High Arctic research station forced to close
PEARL played a key role in ozone measurements, international collaborations
Canada's northernmost research laboratory is shutting down due to lack of funding.
The Polar Environment Atmospheric Research Laboratory (PEARL) in Eureka, Nunavut, which made key measurements last winter used to detect and analyze the largest ozone hole ever detected over the Arctic, will cease year-round operations on April 30. At that time, its equipment will be removed and the building will remain available only for intermittent, short-term projects.
"When you run out of money, there's no alternative but to close the lab," Jim Drummond, a Dalhousie University researcher who is the principal investigator for PEARL, said Tuesday.
The station has been tracking ozone depletion, air quality and climate change in the High Arctic since 2005. But the Canadian Network for Detection of Atmospheric Change, an informal network of university researchers that runs the station, hasn't been able to secure the $1.5 million annual funding required to continue running the station all year round.
That is largely due to the discontinuation of government funding to the Canadian Foundation for Climate and Atmospheric Sciences, which had been covering three-quarters of the station's costs, and the end to the International Polar Year program.
Drummond said the network has since applied for various government funding programs and has been turned down for all of them, despite the government's frequent assertion that the Arctic is a priority for Canada.
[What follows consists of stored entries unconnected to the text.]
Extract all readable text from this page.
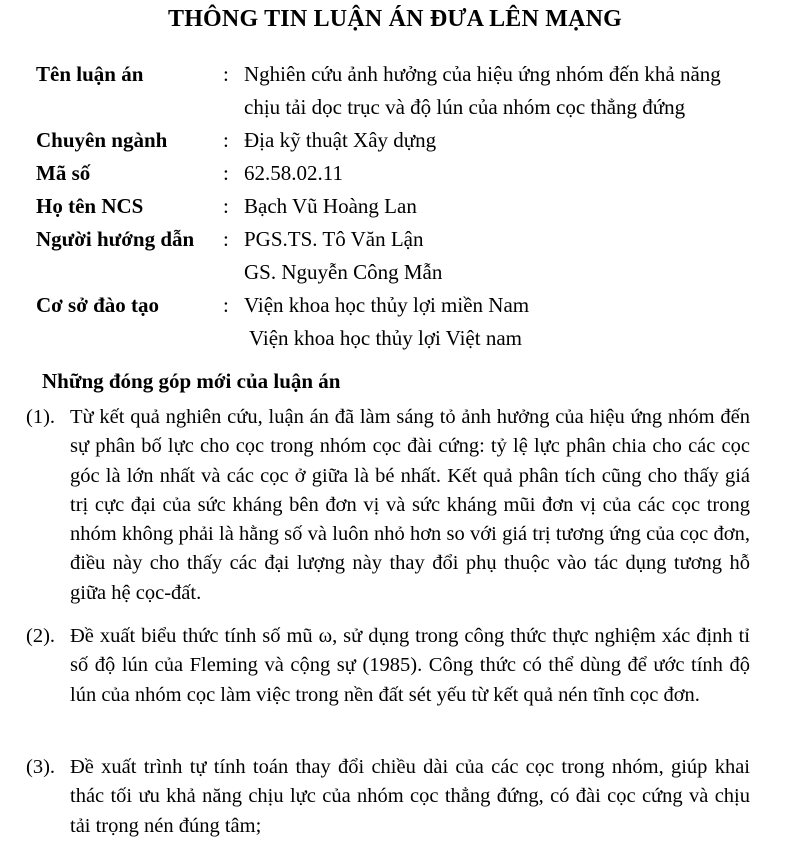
THÔNG TIN LUẬN ÁN ĐƯA LÊN MẠNG
Tên luận án	: Nghiên cứu ảnh hưởng của hiệu ứng nhóm đến khả năng
chịu tải dọc trục và độ lún của nhóm cọc thẳng đứng
Chuyên ngành	: Địa kỹ thuật Xây dựng
Mã số	: 62.58.02.11
Họ tên NCS	: Bạch Vũ Hoàng Lan
Người hướng dẫn : PGS.TS. Tô Văn Lận
GS. Nguyễn Công Mẫn
Cơ sở đào tạo	: Viện khoa học thủy lợi miền Nam
Viện khoa học thủy lợi Việt nam
Những đóng góp mới của luận án
(1). Từ kết quả nghiên cứu, luận án đã làm sáng tỏ ảnh hưởng của hiệu ứng nhóm đến sự phân bố lực cho cọc trong nhóm cọc đài cứng: tỷ lệ lực phân chia cho các cọc góc là lớn nhất và các cọc ở giữa là bé nhất. Kết quả phân tích cũng cho thấy giá trị cực đại của sức kháng bên đơn vị và sức kháng mũi đơn vị của các cọc trong nhóm không phải là hằng số và luôn nhỏ hơn so với giá trị tương ứng của cọc đơn, điều này cho thấy các đại lượng này thay đổi phụ thuộc vào tác dụng tương hỗ giữa hệ cọc-đất.
(2). Đề xuất biểu thức tính số mũ ω, sử dụng trong công thức thực nghiệm xác định tỉ số độ lún của Fleming và cộng sự (1985). Công thức có thể dùng để ước tính độ lún của nhóm cọc làm việc trong nền đất sét yếu từ kết quả nén tĩnh cọc đơn.
(3). Đề xuất trình tự tính toán thay đổi chiều dài của các cọc trong nhóm, giúp khai thác tối ưu khả năng chịu lực của nhóm cọc thẳng đứng, có đài cọc cứng và chịu tải trọng nén đúng tâm;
'Shutting it down causes a big gap in the measurements. We're losing the ability to know what's going on up there." — Jim Drummond
PEARL is the biggest lab in Canada's High Arctic and, at 80 degrees north latitude, one of the closest in the world to the North Pole.
"Shutting it down causes a big gap in the measurements," Drummond said. "We're losing the ability to know what's going on up there."
Many environmental changes happening on a global scale, such as many related to climate, are occurring first in the Arctic, he said, adding "this is an early warning system that we're letting go."
The network said it is trying to pursue funding for short-term research campaigns that would keep the station running for part of the year. In the meantime, it is making intermittent scientific measurements in the summer.
However, an end to year-round operations means the station can no longer take measurements during the polar night — the prolonged, weeks-long darkness of the Arctic winter — and contribute the data it has been collecting for international measurements of aerosols, atmospheric composition and carbon.
'Essential' measurements
Matthias Schneider, a German researcher who leads a global network that uses data from around the world to understand atmospheric water cycle and its role in climate, said PEARL's closure will eliminate a "unique set" of High Arctic measurements "essential" to the global effort.
University of Toronto researcher Kimberly Strong said the end to those and other measurements come "just as our need for high-quality data in the changing Arctic is becoming ever more important."
The closure could also scuttle plans for a polar telescope and magnetic observatory at the site.
The government is expected to set up a new High Arctic research station 1,300 kilometres south of PEARL in Cambridge Bay. However, that won't happen until 2017, and because it is so much farther south, Drummond doesn't think it would be able to make up for the loss of PEARL.
Environment Minister Peter Kent points out that his department does provide some direct support worth about $250,000 toward the polar lab's $1.5-million annual budget. But he says the scientists failed to get grants for the rest of the money needed to keep it going.
"We certainly continue to support the concept of PEARL, but I certainly as minister of Environment Canada do not have a million and a half dollars in my back pocket," Kent said.